Abstract: The method of finite elements is quite frequently used in the solution of boundary value problems modelled as either ordinary differential equations (ODEs) or partial differential equations (PDEs). It is based on basically weak derivative and Sobolev space concepts. An appropriate bilinear form is constructed from the given equations and accompanying boundary conditions by using these concepts. Then the unknown function is approximately expressed in terms of appropriately defined spline functions over certain convenient subregions of the problem geometry. The linear combination constructed towards this goal contains certain undetermined constants which appear in an algebraic equation, that is linear for the linear ODEs or PDEs, together with linear boundary impositions like Dirichlet or Neumann conditions. The important issue in this approach is the construction of the spline basis set, which is realized in such a way that the resulting algebraic equations possess rather simple structure to be solved for the unknowns. Finite elements can be used for almost anything either derived from ODEs or PDEs, or directly from a function in certain ways although the most desired cases are the differential equations.

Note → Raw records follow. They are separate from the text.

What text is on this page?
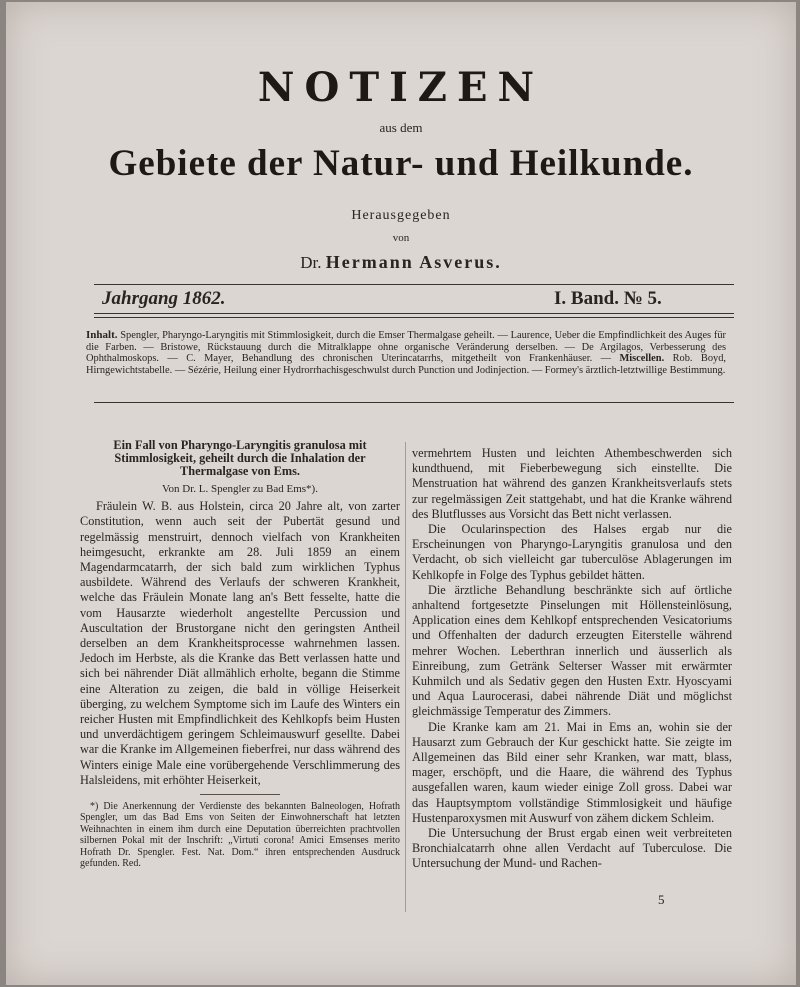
NOTIZEN
aus dem
Gebiete der Natur- und Heilkunde.
Herausgegeben
von
Dr. Hermann Asverus.
Jahrgang 1862.	I. Band. № 5.
Inhalt. Spengler, Pharyngo-Laryngitis mit Stimmlosigkeit, durch die Emser Thermalgase geheilt. — Laurence, Ueber die Empfindlichkeit des Auges für die Farben. — Bristowe, Rückstauung durch die Mitralklappe ohne organische Veränderung derselben. — De Argilagos, Verbesserung des Ophthalmoskops. — C. Mayer, Behandlung des chronischen Uterincatarrhs, mitgetheilt von Frankenhäuser. — Miscellen. Rob. Boyd, Hirngewichtstabelle. — Sézérie, Heilung einer Hydrorrhachisgeschwulst durch Punction und Jodinjection. — Formey's ärztlich-letztwillige Bestimmung.
Ein Fall von Pharyngo-Laryngitis granulosa mit Stimmlosigkeit, geheilt durch die Inhalation der Thermalgase von Ems.
Von Dr. L. Spengler zu Bad Ems*).

Fräulein W. B. aus Holstein, circa 20 Jahre alt, von zarter Constitution, wenn auch seit der Pubertät gesund und regelmässig menstruirt, dennoch vielfach von Krankheiten heimgesucht, erkrankte am 28. Juli 1859 an einem Magendarmcatarrh, der sich bald zum wirklichen Typhus ausbildete. Während des Verlaufs der schweren Krankheit, welche das Fräulein Monate lang an's Bett fesselte, hatte die vom Hausarzte wiederholt angestellte Percussion und Auscultation der Brustorgane nicht den geringsten Antheil derselben an dem Krankheitsprocesse wahrnehmen lassen. Jedoch im Herbste, als die Kranke das Bett verlassen hatte und sich bei nährender Diät allmählich erholte, begann die Stimme eine Alteration zu zeigen, die bald in völlige Heiserkeit überging, zu welchem Symptome sich im Laufe des Winters ein reicher Husten mit Empfindlichkeit des Kehlkopfs beim Husten und unverdächtigem geringem Schleimauswurf gesellte. Dabei war die Kranke im Allgemeinen fieberfrei, nur dass während des Winters einige Male eine vorübergehende Verschlimmerung des Halsleidens, mit erhöhter Heiserkeit,

*) Die Anerkennung der Verdienste des bekannten Balneologen, Hofrath Spengler, um das Bad Ems von Seiten der Einwohnerschaft hat letzten Weihnachten in einem ihm durch eine Deputation überreichten prachtvollen silbernen Pokal mit der Inschrift: „Virtuti corona! Amici Emsenses merito Hofrath Dr. Spengler. Fest. Nat. Dom.“ ihren entsprechenden Ausdruck gefunden. Red.

vermehrtem Husten und leichten Athembeschwerden sich kundthuend, mit Fieberbewegung sich einstellte. Die Menstruation hat während des ganzen Krankheitsverlaufs stets zur regelmässigen Zeit stattgehabt, und hat die Kranke während des Blutflusses aus Vorsicht das Bett nicht verlassen.

Die Ocularinspection des Halses ergab nur die Erscheinungen von Pharyngo-Laryngitis granulosa und den Verdacht, ob sich vielleicht gar tuberculöse Ablagerungen im Kehlkopfe in Folge des Typhus gebildet hätten.

Die ärztliche Behandlung beschränkte sich auf örtliche anhaltend fortgesetzte Pinselungen mit Höllensteinlösung, Application eines dem Kehlkopf entsprechenden Vesicatoriums und Offenhalten der dadurch erzeugten Eiterstelle während mehrer Wochen. Leberthran innerlich und äusserlich als Einreibung, zum Getränk Selterser Wasser mit erwärmter Kuhmilch und als Sedativ gegen den Husten Extr. Hyoscyami und Aqua Laurocerasi, dabei nährende Diät und möglichst gleichmässige Temperatur des Zimmers.

Die Kranke kam am 21. Mai in Ems an, wohin sie der Hausarzt zum Gebrauch der Kur geschickt hatte. Sie zeigte im Allgemeinen das Bild einer sehr Kranken, war matt, blass, mager, erschöpft, und die Haare, die während des Typhus ausgefallen waren, kaum wieder einige Zoll gross. Dabei war das Hauptsymptom vollständige Stimmlosigkeit und häufige Hustenparoxysmen mit Auswurf von zähem dickem Schleim.

Die Untersuchung der Brust ergab einen weit verbreiteten Bronchialcatarrh ohne allen Verdacht auf Tuberculose. Die Untersuchung der Mund- und Rachen-

5
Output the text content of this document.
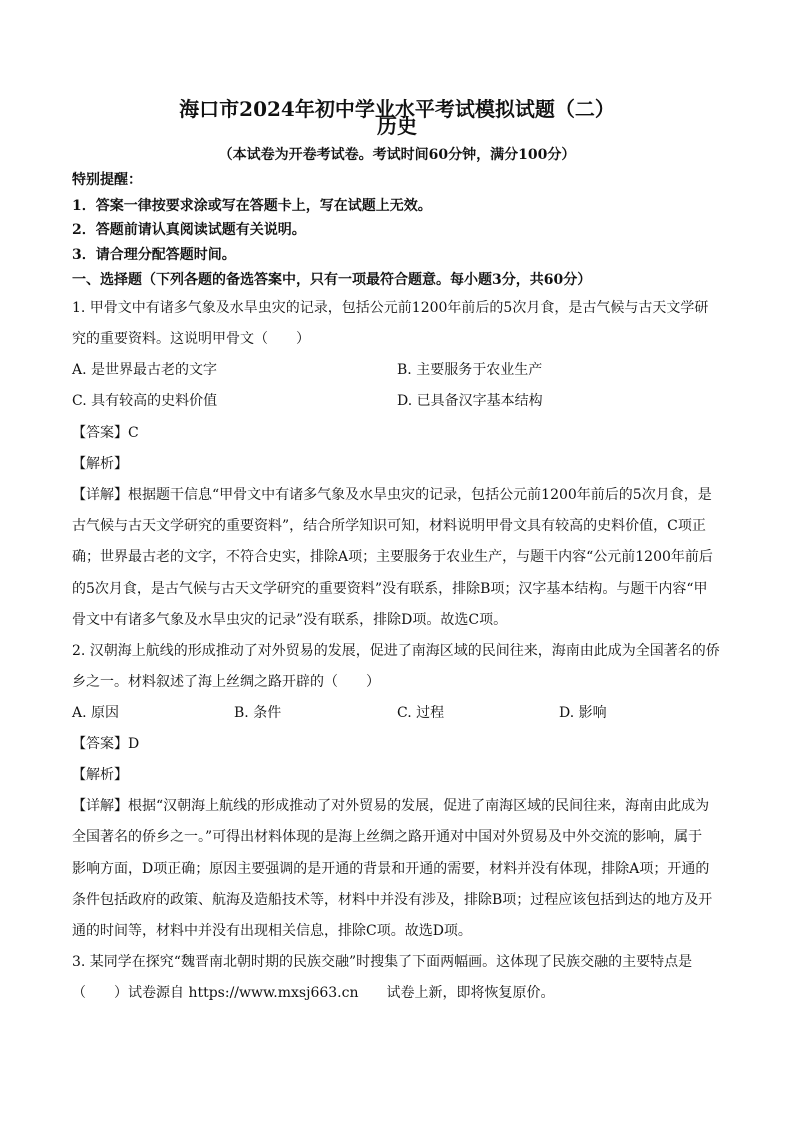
海口市2024年初中学业水平考试模拟试题（二）
历史
（本试卷为开卷考试卷。考试时间60分钟，满分100分）
特别提醒：
1．答案一律按要求涂或写在答题卡上，写在试题上无效。
2．答题前请认真阅读试题有关说明。
3．请合理分配答题时间。
一、选择题（下列各题的备选答案中，只有一项最符合题意。每小题3分，共60分）
1. 甲骨文中有诸多气象及水旱虫灾的记录，包括公元前1200年前后的5次月食，是古气候与古天文学研
究的重要资料。这说明甲骨文（　　）
A. 是世界最古老的文字	B. 主要服务于农业生产
C. 具有较高的史料价值	D. 已具备汉字基本结构
【答案】C
【解析】
【详解】根据题干信息“甲骨文中有诸多气象及水旱虫灾的记录，包括公元前1200年前后的5次月食，是
古气候与古天文学研究的重要资料”，结合所学知识可知，材料说明甲骨文具有较高的史料价值，C项正
确；世界最古老的文字，不符合史实，排除A项；主要服务于农业生产，与题干内容“公元前1200年前后
的5次月食，是古气候与古天文学研究的重要资料”没有联系，排除B项；汉字基本结构。与题干内容“甲
骨文中有诸多气象及水旱虫灾的记录”没有联系，排除D项。故选C项。
2. 汉朝海上航线的形成推动了对外贸易的发展，促进了南海区域的民间往来，海南由此成为全国著名的侨
乡之一。材料叙述了海上丝绸之路开辟的（　　）
A. 原因	B. 条件	C. 过程	D. 影响
【答案】D
【解析】
【详解】根据“汉朝海上航线的形成推动了对外贸易的发展，促进了南海区域的民间往来，海南由此成为
全国著名的侨乡之一。”可得出材料体现的是海上丝绸之路开通对中国对外贸易及中外交流的影响，属于
影响方面，D项正确；原因主要强调的是开通的背景和开通的需要，材料并没有体现，排除A项；开通的
条件包括政府的政策、航海及造船技术等，材料中并没有涉及，排除B项；过程应该包括到达的地方及开
通的时间等，材料中并没有出现相关信息，排除C项。故选D项。
3. 某同学在探究“魏晋南北朝时期的民族交融”时搜集了下面两幅画。这体现了民族交融的主要特点是
（　　）试卷源自 https://www.mxsj663.cn　　试卷上新，即将恢复原价。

Recent developments, especially in last decade, made it possible to decompose a multivariate function or its image under certain appropriate operators to some components which are ordered in ascending multivariance. This approach which was originally proposed by Sobol has been extended to more general representations after the studies by Rabitz group in Princeton and Demiralp group in ?Istanbul, even though the number of the scientists concerning with the issues have been increased recently. The method was named High Dimensional Model Representation (HDMR). There are now many different varieties of HDMR in accordance with the certain particularities of the target function, especially after many works in the Group for Science and Methods of Computing (GfSaMoC, supervised and conducted by Demiralp). Beyond those varieties new quite important approaches like Enhanced Multivariance Product Representation (EMPR) which uses support functions to provide more flexibility to quality control in the truncation approximations have also been developed.
Despite HDMR and EMPR are considered for the continuous structures like multivariate functions of more than one independent variables, recent works of GfSaMoC have shown that these methods can be directly used as orthonormal decomposition methods in Multilinear Algebra even though the preliminary steps to this end were taken by Sobol, Rabitz and some other authors.
Some studies have been realized in GfSaMoC to understand what happens if the HDMR or EMPR geometry is taken to zero limit in the volume. What we have seen was that the constancy measurer of HDMR becomes 1 at the zero volume limit. In other words, the constant component of HDMR was becoming overwhelmingly dominant in that limit, or more precisely, HDMR was becoming composed of just a single constant component. This limiting behaviour was bringing the opportunity of approximating the function under HDMR by just constant component or at most univariate terms when the geometric volume of HDMR diminishes. This urged us to divide the HDMR geometry to certain subgeometries such that the function under consideration can be expressed by at most univariate terms in HDMR for each subregion. The result was a piecewise function whose discontinuities can be smoothened by taking some higher HDMR components or by using an optimisation technique to choose best subregioning through suppressing the function value jumps at the borders of each subregion.
What we have mentioned above can be accordingly modified for the EMPR approach also. Some related theorems about the zero volume properties of HDMR and EMPR together with certain illustrative implementations will be presented during the speech.

Brief Biography of the Speaker:
Metin Demiralp was born in Turkey on 4 May 1948. His education from elementary school to university was entirely in Turkey. He got his BS, MS, and PhD from the same institution, Istanbul Technical University. He was originally chemical engineer, however, through theoretical chemistry, applied mathematics, and computational science years he was mostly working on methodology for computational sciences and he is continuing to do so. He has a group (Group for Science and Methods of Computing) in Informatics Institute of Istanbul Technical University (he is the founder of this institute). He collaborated with the Prof. Herschel A. Rabitz’s group at Princeton University (NJ, USA) at summer and winter semester breaks during the period 1985–2003 after his 14 months long postdoctoral visit to the same group in 1979–1980. Metin Demiralp has more than 90 papers in well known and prestigious scientific journals, and, more than 170 contributions to the proceedings of various international conferences. He gave many invited talks in various prestigious scientific meetings and academic institutions. He has a good scientific reputation in his country and he is one of the principal members of Turkish Academy of Sciences since 1994. He is also a member of European Mathematical Society and the chief–editor of WSEAS Transactions on Computers currently. He has also two important awards of turkish scientific establishments. The important recent foci in research areas of Metin Demiralp can be roughly listed as follows: Fluctuation Free Matrix Representations, High Dimensional Model Representations, Space Extension Methods, Data Processing via Multivariate Analytical Tools, Multivariate Numerical Integration via New Efficient Approaches, Matrix Decompositions, Multiway Array Decompositions, Enhanced Multivariate Product Representations, Quantum Optimal Control.